Amidst her youthful angst is a painful hidden past. In and out of the system for years, with the cuts and fear and rage to prove it, Grace’s sexually abusive father is finally getting out on parole. As Grace navigates this peril, she also struggles to quietly navigate her relationship with Mason–and a secret she carries that could foil their relationship. Gallagher understands Mason, an affable and dorky character who is there to coddle and hold Grace. He is a spirited match to her seriousness and vulnerabilities. Though he, too, was raised in a facility, his foster family nurtured his gentility. In a memorable scene, Mason’s adopted family celebrates with him. He cries as Grace looks on. Contrasted with Grace, whose family is largely absent, he is able to stick with his complicated girlfriend through anything. While their similarities keep them together as much their differences define the reality of relationships. Larson shines throughout the movie, grasping the complexity of being a Grace in the contemporary world, the third wave feminist with the struggle of a first.

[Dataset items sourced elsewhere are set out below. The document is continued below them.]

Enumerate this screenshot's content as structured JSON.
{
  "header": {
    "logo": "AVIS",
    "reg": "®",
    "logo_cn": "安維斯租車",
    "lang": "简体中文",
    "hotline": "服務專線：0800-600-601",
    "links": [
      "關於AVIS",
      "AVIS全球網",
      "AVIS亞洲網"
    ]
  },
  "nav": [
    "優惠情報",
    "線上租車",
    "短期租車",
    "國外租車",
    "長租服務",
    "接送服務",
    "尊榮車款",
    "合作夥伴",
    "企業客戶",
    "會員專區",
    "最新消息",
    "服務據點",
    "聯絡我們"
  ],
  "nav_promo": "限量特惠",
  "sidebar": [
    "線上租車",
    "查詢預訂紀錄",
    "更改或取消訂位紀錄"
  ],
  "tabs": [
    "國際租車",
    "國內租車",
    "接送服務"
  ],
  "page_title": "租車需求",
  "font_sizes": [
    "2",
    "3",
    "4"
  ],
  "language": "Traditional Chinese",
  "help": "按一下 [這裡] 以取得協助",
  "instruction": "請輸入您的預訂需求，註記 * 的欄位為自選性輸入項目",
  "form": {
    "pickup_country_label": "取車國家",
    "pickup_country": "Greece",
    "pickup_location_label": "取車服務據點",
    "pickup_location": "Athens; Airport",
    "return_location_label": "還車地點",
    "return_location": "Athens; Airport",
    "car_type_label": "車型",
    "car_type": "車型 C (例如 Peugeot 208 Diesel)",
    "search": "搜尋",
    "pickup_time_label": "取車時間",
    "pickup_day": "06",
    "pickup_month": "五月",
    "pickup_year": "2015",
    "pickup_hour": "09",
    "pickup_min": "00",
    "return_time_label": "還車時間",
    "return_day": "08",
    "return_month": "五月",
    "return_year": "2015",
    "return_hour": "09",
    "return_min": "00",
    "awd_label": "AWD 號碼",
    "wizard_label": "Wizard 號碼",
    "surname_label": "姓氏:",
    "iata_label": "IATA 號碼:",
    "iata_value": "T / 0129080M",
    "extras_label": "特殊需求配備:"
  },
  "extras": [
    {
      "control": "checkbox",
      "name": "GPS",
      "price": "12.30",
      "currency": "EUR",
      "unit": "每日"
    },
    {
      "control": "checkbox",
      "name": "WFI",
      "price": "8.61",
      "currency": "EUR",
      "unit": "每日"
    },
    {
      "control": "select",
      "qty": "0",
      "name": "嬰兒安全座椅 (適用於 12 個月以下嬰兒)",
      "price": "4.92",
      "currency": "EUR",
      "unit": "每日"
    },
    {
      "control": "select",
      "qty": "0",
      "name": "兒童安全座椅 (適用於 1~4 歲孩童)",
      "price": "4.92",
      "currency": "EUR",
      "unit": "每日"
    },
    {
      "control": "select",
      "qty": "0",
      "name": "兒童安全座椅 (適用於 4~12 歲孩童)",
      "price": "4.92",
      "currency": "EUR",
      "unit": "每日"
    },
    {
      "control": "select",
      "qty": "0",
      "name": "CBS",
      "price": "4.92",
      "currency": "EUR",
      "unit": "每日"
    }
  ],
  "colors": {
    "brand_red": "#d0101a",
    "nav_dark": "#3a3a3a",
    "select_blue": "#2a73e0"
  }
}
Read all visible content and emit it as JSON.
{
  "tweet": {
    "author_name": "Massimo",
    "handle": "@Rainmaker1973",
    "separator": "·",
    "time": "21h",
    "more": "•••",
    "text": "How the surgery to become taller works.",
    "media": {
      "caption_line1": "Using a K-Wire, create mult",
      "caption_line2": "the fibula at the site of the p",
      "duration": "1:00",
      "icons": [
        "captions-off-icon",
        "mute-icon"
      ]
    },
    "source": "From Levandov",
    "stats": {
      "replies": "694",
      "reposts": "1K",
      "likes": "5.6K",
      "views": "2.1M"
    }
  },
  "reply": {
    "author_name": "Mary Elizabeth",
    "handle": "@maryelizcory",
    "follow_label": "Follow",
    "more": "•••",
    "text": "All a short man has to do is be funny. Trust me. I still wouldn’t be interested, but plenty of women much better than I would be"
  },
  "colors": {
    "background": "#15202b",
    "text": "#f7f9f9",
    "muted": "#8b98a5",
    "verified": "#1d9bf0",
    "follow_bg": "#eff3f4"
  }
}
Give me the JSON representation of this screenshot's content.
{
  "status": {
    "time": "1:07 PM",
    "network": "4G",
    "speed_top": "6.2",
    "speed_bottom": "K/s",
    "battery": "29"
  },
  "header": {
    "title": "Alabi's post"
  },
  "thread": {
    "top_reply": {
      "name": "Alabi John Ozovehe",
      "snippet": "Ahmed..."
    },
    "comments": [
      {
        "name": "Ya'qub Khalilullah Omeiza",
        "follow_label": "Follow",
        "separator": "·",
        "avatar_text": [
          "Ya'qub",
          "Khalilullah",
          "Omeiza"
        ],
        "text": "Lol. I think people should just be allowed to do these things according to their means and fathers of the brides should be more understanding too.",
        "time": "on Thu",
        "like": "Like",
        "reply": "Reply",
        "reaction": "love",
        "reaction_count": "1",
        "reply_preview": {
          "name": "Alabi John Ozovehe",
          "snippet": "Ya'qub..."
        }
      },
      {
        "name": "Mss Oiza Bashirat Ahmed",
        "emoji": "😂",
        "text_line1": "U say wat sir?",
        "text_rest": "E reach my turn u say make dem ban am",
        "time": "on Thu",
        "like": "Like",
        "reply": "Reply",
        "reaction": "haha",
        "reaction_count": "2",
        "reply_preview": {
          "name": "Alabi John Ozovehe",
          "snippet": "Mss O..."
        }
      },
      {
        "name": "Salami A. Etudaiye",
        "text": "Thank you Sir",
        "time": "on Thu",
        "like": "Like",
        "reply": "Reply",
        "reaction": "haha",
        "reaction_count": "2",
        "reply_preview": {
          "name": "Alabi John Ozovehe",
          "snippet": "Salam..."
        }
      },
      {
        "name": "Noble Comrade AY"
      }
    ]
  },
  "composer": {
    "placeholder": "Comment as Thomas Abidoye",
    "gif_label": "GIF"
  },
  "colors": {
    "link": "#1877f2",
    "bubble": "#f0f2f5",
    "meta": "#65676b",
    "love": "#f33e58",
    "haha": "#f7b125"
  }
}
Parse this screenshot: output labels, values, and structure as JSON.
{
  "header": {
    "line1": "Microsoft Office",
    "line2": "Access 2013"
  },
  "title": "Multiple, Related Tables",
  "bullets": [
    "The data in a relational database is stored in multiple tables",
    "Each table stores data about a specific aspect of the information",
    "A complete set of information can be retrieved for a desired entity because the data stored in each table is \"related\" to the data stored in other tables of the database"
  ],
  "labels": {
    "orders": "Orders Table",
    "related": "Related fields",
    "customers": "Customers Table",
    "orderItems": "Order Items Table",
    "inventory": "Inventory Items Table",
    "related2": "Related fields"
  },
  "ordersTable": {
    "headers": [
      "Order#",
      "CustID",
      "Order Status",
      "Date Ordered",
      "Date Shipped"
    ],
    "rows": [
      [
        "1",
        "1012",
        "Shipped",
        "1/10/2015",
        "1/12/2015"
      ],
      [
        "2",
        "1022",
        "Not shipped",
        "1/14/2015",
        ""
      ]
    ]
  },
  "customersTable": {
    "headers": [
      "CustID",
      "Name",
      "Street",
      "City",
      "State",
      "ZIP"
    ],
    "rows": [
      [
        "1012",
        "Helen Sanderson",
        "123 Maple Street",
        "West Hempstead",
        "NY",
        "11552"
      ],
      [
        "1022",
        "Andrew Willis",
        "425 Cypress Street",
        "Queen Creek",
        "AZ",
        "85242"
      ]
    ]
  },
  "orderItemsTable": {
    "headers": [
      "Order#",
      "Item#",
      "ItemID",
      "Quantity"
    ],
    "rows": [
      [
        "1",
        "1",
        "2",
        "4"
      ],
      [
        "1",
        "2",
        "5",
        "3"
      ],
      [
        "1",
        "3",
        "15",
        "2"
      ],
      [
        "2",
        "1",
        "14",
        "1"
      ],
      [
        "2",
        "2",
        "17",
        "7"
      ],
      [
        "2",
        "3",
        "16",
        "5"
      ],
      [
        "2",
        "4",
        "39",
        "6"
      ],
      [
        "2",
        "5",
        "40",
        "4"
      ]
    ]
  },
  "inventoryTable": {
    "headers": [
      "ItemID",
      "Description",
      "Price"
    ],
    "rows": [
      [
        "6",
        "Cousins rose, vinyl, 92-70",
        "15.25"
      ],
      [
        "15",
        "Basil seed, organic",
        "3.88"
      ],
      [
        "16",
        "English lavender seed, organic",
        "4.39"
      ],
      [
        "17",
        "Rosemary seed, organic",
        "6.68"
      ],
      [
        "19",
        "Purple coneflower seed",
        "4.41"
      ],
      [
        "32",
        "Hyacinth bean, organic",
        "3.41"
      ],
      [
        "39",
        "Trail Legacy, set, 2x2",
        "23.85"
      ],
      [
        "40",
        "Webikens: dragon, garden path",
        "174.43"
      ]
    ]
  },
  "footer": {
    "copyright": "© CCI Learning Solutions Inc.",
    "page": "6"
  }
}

Short Term 12 is a bellwether and a game-changer. For one, Millenials now have a movie that explains, as movies should, our current precarious moment. By honestly confronting our generation’s disillusionment with the current system–an unstable, out of date economic, political and social model–it is thus one of the greatest American movies ever made about twentysomethings. And unlike the nonetheless great Japanese movie Battle Royale (2001), another commentary on youth and rebellion, it did not have to create a dystopian future. Nor did it portray the lily-white suburban fantasy of John Hughes’s Sixteen Candles (1984) or The Breakfast Club (1985). Short Term 12 says, no, we’re not cynical, it says, we are angry. (It’s a nice change of pace from the angry Igby Goes Down an the narcissistic Lost in Translation, both of which join the ranks of hopeless youth genre.) Just as we navigate emotions every day, Short Term 12 provokes a true range of emotions.
But as we’ve been thrown the short stick, decried as lazy, selfish and lack the morality and ethics of our predecessors, I fear not everyone could see it, nor will they see it, and the movie’s quiet influence will not be felt. After leaving the movie, I remember crying about that, too.